Heinzer AK, Watkins PA, Lu JF, Kemp S, Moser AB, Li YY, Mihalik S, Powers JM, Smith KD
Human molecular genetics


X-linked adrenoleukodystrophy (X-ALD) is a neurodegenerative and endocrine disorder resulting from mutations in ABCD1 which encodes a peroxisomal membrane protein in the ATP binding cassette superfamily. The biochemical signature of X-ALD is increased levels of saturated very long-chain fatty acids (VLCFA; carbon chains of 22 or more) in tissues and plasma that has been associated with decreased peroxisomal very long-chain acyl-CoA synthetase (VLCS) activity and decreased peroxisomal VLCFA beta-oxidation.

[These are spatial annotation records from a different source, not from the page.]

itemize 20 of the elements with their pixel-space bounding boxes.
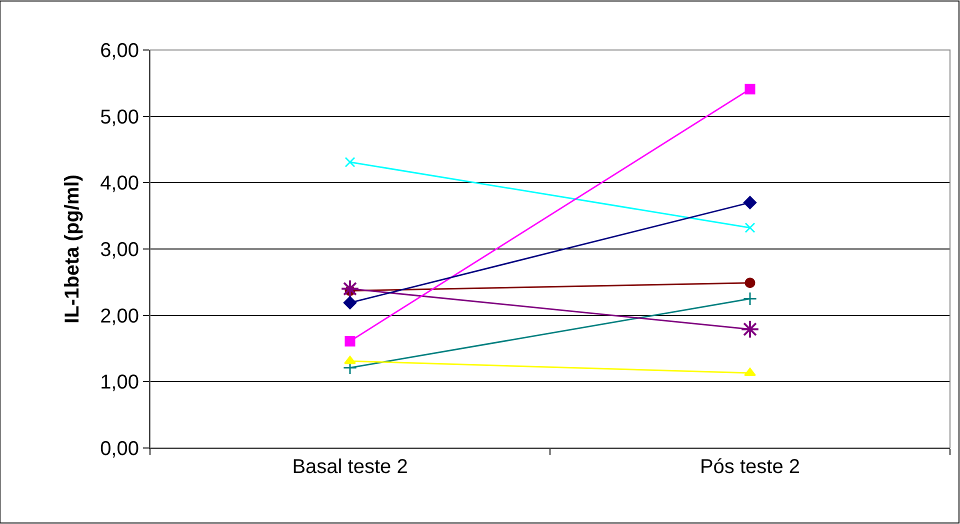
- point: [344, 156, 356, 168]
- y-tick-label: 4,00: [100, 172, 139, 195]
- y-tick-label: 0,00: [100, 438, 139, 460]
- y-tick-label: 1,00: [100, 372, 139, 394]
- point: [744, 84, 756, 94]
- x-tick-label: Basal teste 2: [292, 456, 408, 478]
- y-axis-title: IL-1beta (pg/ml): [62, 174, 84, 324]
- point: [744, 222, 756, 234]
- point: [742, 292, 758, 306]
- x-tick-label: Pós teste 2: [700, 456, 800, 478]
- point: [344, 336, 356, 346]
- y-tick-label: 6,00: [100, 40, 139, 62]
- point: [340, 279, 360, 298]
- y-tick-label: 3,00: [100, 239, 139, 261]
- point: [740, 320, 760, 339]
- point: [343, 296, 357, 310]
- point: [744, 278, 756, 288]
- y-tick-label: 5,00: [100, 106, 139, 128]
- y-tick-label: 2,00: [100, 305, 139, 328]
- point: [743, 196, 757, 210]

It has been hypothesized that ABCD1, which has no demonstrable VLCS activity itself, has an indirect effect on peroxisomal VLCS activity and VLCFA beta-oxidation by transporting fatty acid substrates, VLCS protein or some required co-factor into peroxisomes. Here we report the characterization of a Vlcs knockout mouse that exhibits decreased peroxisomal VLCS activity and VLCFA beta-oxidation but does not accumulate VLCFA. The XALD/Vlcs double knockout mouse has the biochemical abnormalities observed in the individual knockout mice but does not display a more severe X-ALD phenotype. These data lead us to conclude that (1) VLCFA levels are independent of peroxisomal fatty acid beta-oxidation, (2) there is no ABCD1/VLCS interaction and (3) the common severe forms of X-ALD cannot be modeled by decreasing peroxisomal VLCS activity in the XALD mouse.